Duurzame of, accurater, CO2-arme waterstof kan op drie manieren worden geproduceerd: door middel van elektrolyse met duurzame elektriciteit (groene waterstof); door vergassing van biogrondstoffen (biowaterstof) en door stoomreforming van methaan in combinatie met CCS (blauwe waterstof). Peter Perey van het Centre for Energy Economics Research van de Rijksuniversiteit Groningen heeft onlangs de kosten van deze verschillende productiemethoden vergeleken. Hij concludeert in een rapport dat blauwe waterstof de goedkoopste optie is gevolgd door groene waterstof en biowaterstof. Perey tekent daar wel bij aan dat deze uitkomst kan veranderen wanneer de prijs van aardgas op het huidige, in historisch perspectief uitzonderlijk hoge niveau blijft of nieuwe innovatieve vergassingstechnologie wordt ontwikkeld.
De grootschalige productie van CO2-arme waterstof is een vast onderdeel van alle Europese en nationale klimaatplannen die tot nu toe zijn opgesteld. Waterstofgas heeft immers belangrijke voordelen. Het is een volwaardige vervanger van aardgas en kan dus relatief gemakkelijk worden getransporteerd en opgeslagen. Voor de energie-intensieve industrie is het bovendien een aantrekkelijk duurzaam alternatief, omdat gas in tegenstelling tot elektriciteit een geschikte energiedrager is voor productieprocessen waarvoor hoge temperaturen benodigd zijn. Ook andere bedrijfstakken die hun CO2-voetafdruk willen verkleinen zoals de transportsector en energiebedrijven hebben hun hoop (deels) op CO2-arme waterstof gevestigd.
Plannen en proefprojecten
Tot nu toe, observeert het rapport, is het vooral bij plannen en proefprojecten gebleven. De eerste grootschalige fabrieken van CO2-arme waterstof moeten nog worden gebouwd. Daar komt bij dat er nog geen consensus bestaat over welke productiemethode structureel de voorkeur verdient. Onduidelijk is ook of verschillende technologieën naast elkaar kunnen worden toegepast. Op dit moment concentreren de plannen zich voornamelijk op het produceren van groene waterstof door middel van elektrolyse, waarbij de benodigde hernieuwbare stroom afkomstig zal zijn van nieuwe grootschalige windparken op de Noordzee.

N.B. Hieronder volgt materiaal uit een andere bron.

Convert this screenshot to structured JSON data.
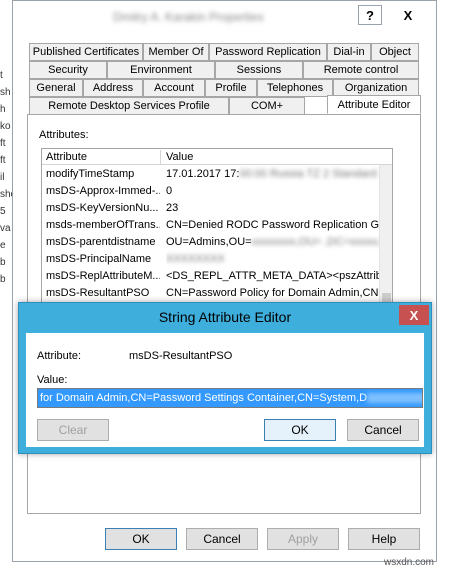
{
  "background_left_text": [
    "t",
    "sh",
    "h",
    "ko",
    "ft",
    "ft",
    "il",
    "she",
    "5",
    "va",
    "e",
    "b",
    "b"
  ],
  "props_window": {
    "title": "Dmitry A. Karakin Properties",
    "help_label": "?",
    "close_label": "X"
  },
  "tabs": {
    "row1": [
      "Published Certificates",
      "Member Of",
      "Password Replication",
      "Dial-in",
      "Object"
    ],
    "row2": [
      "Security",
      "Environment",
      "Sessions",
      "Remote control"
    ],
    "row3": [
      "General",
      "Address",
      "Account",
      "Profile",
      "Telephones",
      "Organization"
    ],
    "row4": [
      "Remote Desktop Services Profile",
      "COM+",
      "Attribute Editor"
    ],
    "active": "Attribute Editor"
  },
  "attributes": {
    "label": "Attributes:",
    "columns": [
      "Attribute",
      "Value"
    ],
    "rows": [
      {
        "name": "modifyTimeStamp",
        "value": "17.01.2017 17:",
        "value_blur": "00:00 Russia TZ 2 Standard"
      },
      {
        "name": "msDS-Approx-Immed-...",
        "value": "0",
        "value_blur": ""
      },
      {
        "name": "msDS-KeyVersionNu...",
        "value": "23",
        "value_blur": ""
      },
      {
        "name": "msds-memberOfTrans...",
        "value": "CN=Denied RODC Password Replication Gro",
        "value_blur": ""
      },
      {
        "name": "msDS-parentdistname",
        "value": "OU=Admins,OU=",
        "value_blur": "xxxxxxxx,OU=   ,DC=xxxxx,DC=xx"
      },
      {
        "name": "msDS-PrincipalName",
        "value": "",
        "value_blur": "XXXXXXXX"
      },
      {
        "name": "msDS-ReplAttributeM...",
        "value": "<DS_REPL_ATTR_META_DATA><pszAttrib",
        "value_blur": ""
      },
      {
        "name": "msDS-ResultantPSO",
        "value": "CN=Password Policy for Domain Admin,CN=P",
        "value_blur": ""
      }
    ]
  },
  "buttons": {
    "ok": "OK",
    "cancel": "Cancel",
    "apply": "Apply",
    "help": "Help"
  },
  "editor": {
    "title": "String Attribute Editor",
    "close_label": "X",
    "attribute_label": "Attribute:",
    "attribute_value": "msDS-ResultantPSO",
    "value_label": "Value:",
    "value_text": "for Domain Admin,CN=Password Settings Container,CN=System,D",
    "clear": "Clear",
    "ok": "OK",
    "cancel": "Cancel"
  },
  "watermark": "wsxdn.com"
}
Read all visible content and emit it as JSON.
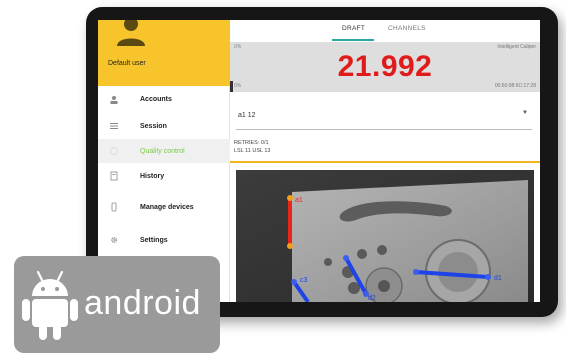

Dat de aandacht voornamelijk uitgaat naar wat volgens onderzoeker Perey dus de duurste optie is, komt ook doordat waterstofproductie uit methaan of biogrondstoffen (biomassa) omstreden is. Hoewel het IPCC van mening is dat CCS onmisbaar is om de klimaatdoelen van Parijs te kunnen halen, beschouwen veel insiders het niet als een structurele oplossing. Ook de inzet van biogrondstoffen roept veel discussie op, omdat de productie van met name houtige biomassa niet duurzaam zou zijn en er netto nog steeds sprake zou zijn van aanzienlijke CO2-emissies. Daar stellen voorstanders tegenover dat dit bezwaar niet geldt als de benodigde grondstof duurzaam wordt geproduceerd of een afvalproduct is.
Nadelen van groene waterstof
Het rapport wijst afgezien van de hoge kosten op enkele andere nadelen van groene waterstof. Duurzame elektriciteit is schaars. Waterstofproductie door middel van elektrolyse moet dus concurreren met directe toepassing van wind- en zonnestroom voor transport, warmtepompen, enzovoort. Iets wat de stroomprijs automatisch omhoog zal jagen. Al met al, stelt het rapport, is het belangrijk om de andere productiemethoden (waterstof uit methaan + CCS en biowaterstof) niet af te schrijven. Een voordeel van vergassing ten opzichte van de inzet van wind- of zonne-energie voor de productie van groene waterstof – naast de schaarste van hernieuwbare stroom – is dat de werking niet afhankelijk is van het weer maar slechts van de beschikbaarheid van grondstoffen en de effectiviteit van de chemische processen.
Het rapport beschrijft twee vormen van vergassing: thermale en superkritische vergassing. Het eerste is een (gedeeltelijk) oxidatieproces, waarbij droge biomassa wordt omgezet in een gasvormig mengsel van waterstof, koolmonoxide, methaan en kooldioxide. Dit mengsel is direct bruikbaar, bijvoorbeeld in warmtekrachtcentrales, of kan kan worden opgewerkt tot pure waterstof of synthetisch aardgas door middel van methanisatie.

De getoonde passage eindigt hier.